How does an object 200000 miles away cast a shadow that is some 24 times smaller than itself.
Because the object causing it to cast the shadow is much bigger.
It's really not difficult.
Incorrect.
It is ridiculous that you expect people to believe that the Moon which is allegedly 200000 miles away can cast a shadow that is " 24 " times smaller than the moon .
Why the " quote marks " around 24, and why the extra space before the period ?
The moon is roughly 240,000 miles from earth. If you're going to demand people do things to scale, might as well get the dimensions right.
You certainly seem to work extra hard to avoid understanding this even though it's a relatively simple concept.
<description of a poorly-designed experiment>
Does your tennis ball cast a shadow that is 24 times smaller than the tennis ball on your football.
Let's see. According to your recipe:
You will need a light source that ... is the same size as the average house
You will need a child size football (soccer ball for yanks)
You will need a tennis ball
Now, since "the same size as the average house" is kind of vague, and there is more than one definition of a "child size foorball", that leaves us with the tennis ball as a scale. The
diameter of a tennis ball is about 6.7 cm. Since the moon's diameter is about 27% the earth's diameter, to the same scale, earth would need to be just under 25 cm diameter. Now, soccer ball sizes are officially specified by circumference in inches, so, for our scaled earth, circumference is 78 cm, or 30.7 inches. A regulation-size ball for professional play is smaller than that.
The soccer ball used in professional leagues and in the FIFA World Cup is called “size 5”. The following are the specifications of an official size 5 soccer ball:
Circumference: 27 to 28 inches (69 to 71 cm)
...
Kids’ & youth soccer ball circumference
U-6, U-7, & U-8: Size 3 is the official soccer ball for toddlers and young children. It has a circumference of 23-24 inches... Size 3 is the smallest official ball.
U-9, U-10, & U-11: Size 4 is the standard soccer ball for kids aged between nine and 11 years old. It has a circumference of 25-26 inches...
I'm not sure why you specifically call for a child's ball, but that seems to be incorrect if you want to maintain scale.
Anyway, the sun's diameter is approximately 109 times greater than earth's, so your sun should be about 27 meters across (25 cm * 109 = 2700 cm). That's a pretty big house!
Anyway, continuing...
Place your tennis ball 50 m or 60 yards away from your Sun.
Place your child size football 1 m or 1.1 yards away from your tennis ball.

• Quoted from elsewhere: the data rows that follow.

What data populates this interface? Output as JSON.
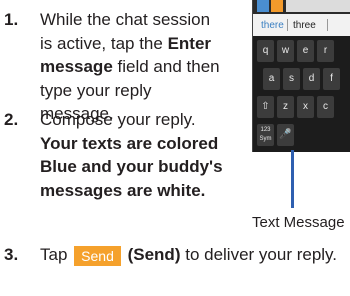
{
  "steps": [
    {
      "number": "1.",
      "lines": [
        "While the chat session",
        "is active, tap the ",
        "message",
        "type your reply",
        "message."
      ],
      "bold_phrase_a": "Enter",
      "line2_tail": "field and then"
    },
    {
      "number": "2.",
      "line1": "Compose your reply.",
      "bold_lines": [
        "Your texts are colored",
        "Blue and your buddy's",
        "messages are white."
      ]
    },
    {
      "number": "3.",
      "prefix": "Tap",
      "button_label": "Send",
      "bold_label": "(Send)",
      "suffix": "to deliver your reply."
    }
  ],
  "figure": {
    "suggestions": [
      "there",
      "three"
    ],
    "keys_row1": [
      "q",
      "w",
      "e",
      "r"
    ],
    "keys_row2": [
      "a",
      "s",
      "d",
      "f"
    ],
    "keys_row3": [
      "⇧",
      "z",
      "x",
      "c"
    ],
    "keys_row4": [
      "123 Sym",
      "🎤"
    ],
    "callout_label": "Text Message"
  }
}
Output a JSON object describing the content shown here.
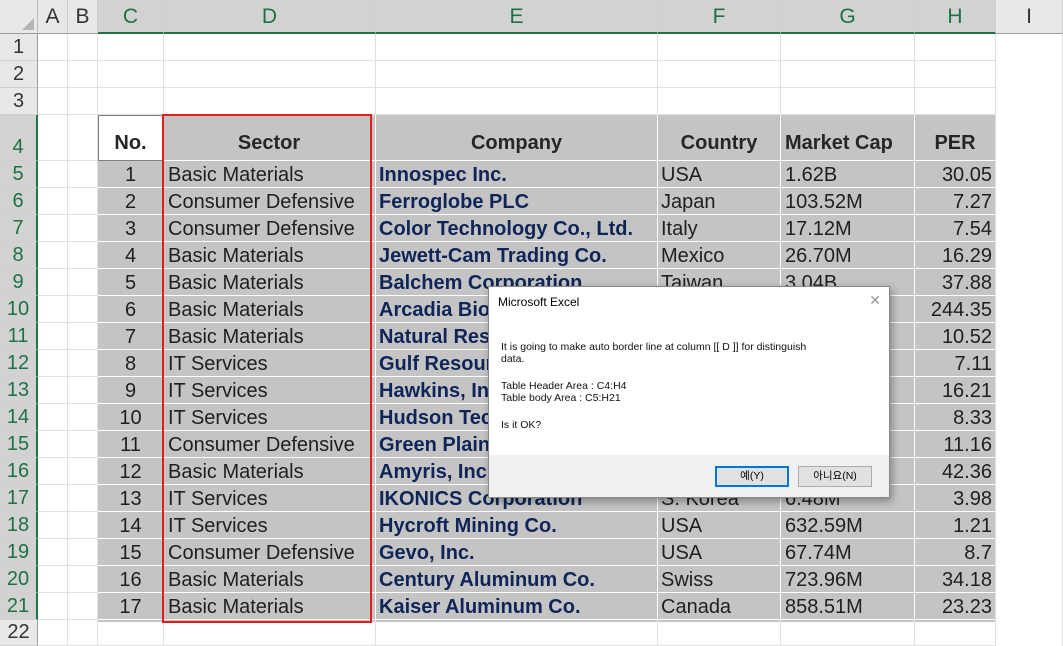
{
  "columns": [
    "A",
    "B",
    "C",
    "D",
    "E",
    "F",
    "G",
    "H",
    "I"
  ],
  "rows": [
    "1",
    "2",
    "3",
    "4",
    "5",
    "6",
    "7",
    "8",
    "9",
    "10",
    "11",
    "12",
    "13",
    "14",
    "15",
    "16",
    "17",
    "18",
    "19",
    "20",
    "21",
    "22"
  ],
  "table": {
    "headers": {
      "no": "No.",
      "sector": "Sector",
      "company": "Company",
      "country": "Country",
      "mcap": "Market Cap",
      "per": "PER"
    },
    "body": [
      {
        "no": "1",
        "sector": "Basic Materials",
        "company": "Innospec Inc.",
        "country": "USA",
        "mcap": "1.62B",
        "per": "30.05"
      },
      {
        "no": "2",
        "sector": "Consumer Defensive",
        "company": "Ferroglobe PLC",
        "country": "Japan",
        "mcap": "103.52M",
        "per": "7.27"
      },
      {
        "no": "3",
        "sector": "Consumer Defensive",
        "company": "Color Technology Co., Ltd.",
        "country": "Italy",
        "mcap": "17.12M",
        "per": "7.54"
      },
      {
        "no": "4",
        "sector": "Basic Materials",
        "company": "Jewett-Cam Trading Co.",
        "country": "Mexico",
        "mcap": "26.70M",
        "per": "16.29"
      },
      {
        "no": "5",
        "sector": "Basic Materials",
        "company": "Balchem Corporation",
        "country": "Taiwan",
        "mcap": "3.04B",
        "per": "37.88"
      },
      {
        "no": "6",
        "sector": "Basic Materials",
        "company": "Arcadia Bio",
        "country": "",
        "mcap": "",
        "per": "244.35"
      },
      {
        "no": "7",
        "sector": "Basic Materials",
        "company": "Natural Res",
        "country": "",
        "mcap": "",
        "per": "10.52"
      },
      {
        "no": "8",
        "sector": "IT Services",
        "company": "Gulf Resour",
        "country": "",
        "mcap": "",
        "per": "7.11"
      },
      {
        "no": "9",
        "sector": "IT Services",
        "company": "Hawkins, In",
        "country": "",
        "mcap": "",
        "per": "16.21"
      },
      {
        "no": "10",
        "sector": "IT Services",
        "company": "Hudson Tec",
        "country": "",
        "mcap": "",
        "per": "8.33"
      },
      {
        "no": "11",
        "sector": "Consumer Defensive",
        "company": "Green Plain",
        "country": "",
        "mcap": "",
        "per": "11.16"
      },
      {
        "no": "12",
        "sector": "Basic Materials",
        "company": "Amyris, Inc.",
        "country": "",
        "mcap": "",
        "per": "42.36"
      },
      {
        "no": "13",
        "sector": "IT Services",
        "company": "IKONICS Corporation",
        "country": "S. Korea",
        "mcap": "6.48M",
        "per": "3.98"
      },
      {
        "no": "14",
        "sector": "IT Services",
        "company": "Hycroft Mining  Co.",
        "country": "USA",
        "mcap": "632.59M",
        "per": "1.21"
      },
      {
        "no": "15",
        "sector": "Consumer Defensive",
        "company": "Gevo, Inc.",
        "country": "USA",
        "mcap": "67.74M",
        "per": "8.7"
      },
      {
        "no": "16",
        "sector": "Basic Materials",
        "company": "Century Aluminum Co.",
        "country": "Swiss",
        "mcap": "723.96M",
        "per": "34.18"
      },
      {
        "no": "17",
        "sector": "Basic Materials",
        "company": "Kaiser Aluminum Co.",
        "country": "Canada",
        "mcap": "858.51M",
        "per": "23.23"
      }
    ]
  },
  "dialog": {
    "title": "Microsoft Excel",
    "close_icon": "close-icon",
    "line1": "It is going to make auto border line at column [[ D ]] for distinguish",
    "line2": "data.",
    "line3": "Table Header Area : C4:H4",
    "line4": "Table body Area : C5:H21",
    "line5": "Is it OK?",
    "yes_label": "예(Y)",
    "no_label": "아니요(N)"
  },
  "colors": {
    "selection_accent": "#217346",
    "border_highlight": "#e02020",
    "table_fill": "#c4c4c4",
    "company_text": "#0f2557"
  }
}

The distance from earth to moon is roughly 30 times the diameter of the earth, so our scaled moon should be 7.5 meters from the earth to match the scale. How did you come up with 1 meter? Similarly, the sun is about 375 times as far from the earth as the moon is, not the 51 times you call for.
Even though your proposal is obviously sloppily designed, let's continue with it, anyway. We will start by solving for the poorly-specified diameter of the sun based on the dimensions of your moon, the distances you provide, and the desired shadow size.
Diameter of the shadow (umbra, I presume) 1m away from our tennis-ball moon is "24 times smaller" than the tennis ball, so 1m is the distance from the tennis ball to 1/24 of the way from the end of its umbra, or 23/24 of the length of the umbra.
This means the umbra ends at a distance:
d = 1m / (23/24)
= 24 * 1m / 23
d = 1.043m
This means that the tennis ball exactly obscures our scaled sun 1.043 meters on the far side of the tennis ball. So how big must the sun be at this scale?
The sun is (50m + 1.043m)/1.043m = 48.9 times times as far away from the end of the umbra as the tennis ball is, so it must be 48.9 times times larger than the tennis ball.
D
sun = 48.9 * 6.7 cm
= 328 cm
D
sun = 3.3m
3.3 meters across is a pretty small house.
Does the shadow on your football move in the opposite direction to your tennis ball you should pay particular attention to the fact that the Sun light source is 50 m directly behind your tennis ball.
That distance isn't really long enough, but the shadow moves in the same direction as the tennis ball. If the linear movements are done to scale and the correct direction, the shadow moves from right to left (ccw about the soccer ball, as viewed from above) faster than a point on the surface of the soccer ball rotates ccw about the center, also from right to left by about a factor of two, so the shadow would move across the surface from west to east, exactly as expected.
I will save you the time in performing this experiment.
Good idea! It terribly flawed and won't work at all as designed.
The conclusion is No No and No your heliocentric model is ridiculous and doesn't match reality.
No, it's much simpler than that. Your understanding doesn't match reality.